From what has been said it is evident that a legal repentance is very far from being a true one. It is far from being spiritual and acceptable to the Lord; therefore, a man may attain the highest degree of it and after all perish as Cain, Pharaoh, and Judas did. It fills, indeed the conscience with trouble under the dread of God's infinite wrath, but it leaves the heart under the dominion and love of sin. In the exercise of legal repentance, the sinner mourns for sin only as it has wounded his own soul, which shows that his remorse flows merely from a natural spring, and rises only to a natural height. But in the exercise of evangelical repentance, the believer mourns for sin as it has wounded his dear Redeemer, as it has pierced that heart which loves him, and spilled that blood which redeems him. This is an evidence that his sorrow for sin has its spring above nature, and that it rises to a supernatural height. Legal repentance springs only from nature and in its exercise rises no higher than depraved nature. True repentance, on the contrary, proceeds from the grace of Christ, and in its exercise aims chiefly at the glory of Christ, and of God in Him. Ah, how blind must that sinner be who mistakes a legal for an evangelical repentance, and who flatters himself that he is in a state of salvation merely because he exercises a natural and legal repentance!
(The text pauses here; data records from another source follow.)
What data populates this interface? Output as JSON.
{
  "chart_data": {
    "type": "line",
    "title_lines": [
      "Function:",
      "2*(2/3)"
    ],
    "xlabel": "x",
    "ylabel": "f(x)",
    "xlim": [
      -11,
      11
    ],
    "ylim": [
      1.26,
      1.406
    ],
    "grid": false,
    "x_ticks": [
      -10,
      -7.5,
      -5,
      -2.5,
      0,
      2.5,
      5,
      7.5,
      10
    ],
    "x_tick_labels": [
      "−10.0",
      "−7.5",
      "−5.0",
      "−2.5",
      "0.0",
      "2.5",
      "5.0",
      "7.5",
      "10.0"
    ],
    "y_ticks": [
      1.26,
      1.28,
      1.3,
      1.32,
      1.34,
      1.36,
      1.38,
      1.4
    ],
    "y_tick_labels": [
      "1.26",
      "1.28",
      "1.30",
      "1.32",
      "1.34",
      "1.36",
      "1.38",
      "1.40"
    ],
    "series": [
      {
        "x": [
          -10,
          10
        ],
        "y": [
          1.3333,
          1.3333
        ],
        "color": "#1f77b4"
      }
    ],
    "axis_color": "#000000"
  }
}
In conclusion: It is evident from what has been stated, that great care is requisite for distinguishing well between true repentance and that which is legal and counterfeit. This is of immense importance, seeing that many who live and die impenitent sometimes appeared penitent, both in their own view and in that of others. True repentance, as already observed, is a change of mind, inclination, and affection, with respect to sin, to God and His law, to Christ and His gospel, and to the sinner himself. From this change proceed godly sorrow for sin, detestation of it, and turning from it to the love, service, and enjoyment of God in Christ. Without this supernatural change and its immediate effects, no other appearances, whether of legal terror, or of supposed humiliation, whilst all sin is not hated and forsaken, nor universal holiness loved and practised, are sincere or acceptable to God. A man may mourn bitterly for sin and yet not mourn spiritually for it. True mourning for sin is more for the evil that is in it than for the evil which comes by it; more because it dishonours God and wounds Christ and grieves the Holy Spirit, and deprives the soul of the image of God, than because it exposes the soul to eternal punishment. A man may also hate sin and yet be far from exercising true repentance. He may abhor iniquity more in others than in himself, whereas the true penitent hates sin more in himself than in any other.

A man may abhor sin more for the shame which attends it than for the malignity and odiousness which are in it; he may hate one sin because it is contrary to another which he loves dearly. The sincere penitent, on the contrary, hates all sin as sin, and abhors it chiefly for the evil that is in it. A man may even forsake most of his transgressions without exercising true repentance. If he forsake open, and yet retain secret sins, or if he leave sin and yet continue to love it, or if he let one sin go in order to hold another the faster, or if he forsake sin, but not as sin, he is not a true penitent. He who forsakes any sin as sin, or because it is sin, relinquishes all sin. The sincere penitent forsakes all iniquity from right principles, by right motives, in a right manner, and to a right end. Let every man take heed, then, that he do not impose upon himself by mistaking a false for a true repentance. And if he begin to suspect that his repentance is legal and counterfeit, let him without delay trust cordially in Jesus Christ for grace to exercise evangelical repentance.

*The emperor Sigismund having, in a sore fit of sickness, made fair promises of amendment of life, asked Theodoric, Archbishop of Cologne how he might know whether his repentance was sincere. The Archbishop replied, "If you are as careful to perform in your health, as you are forward to promise in your sickness, you may safely draw that inference."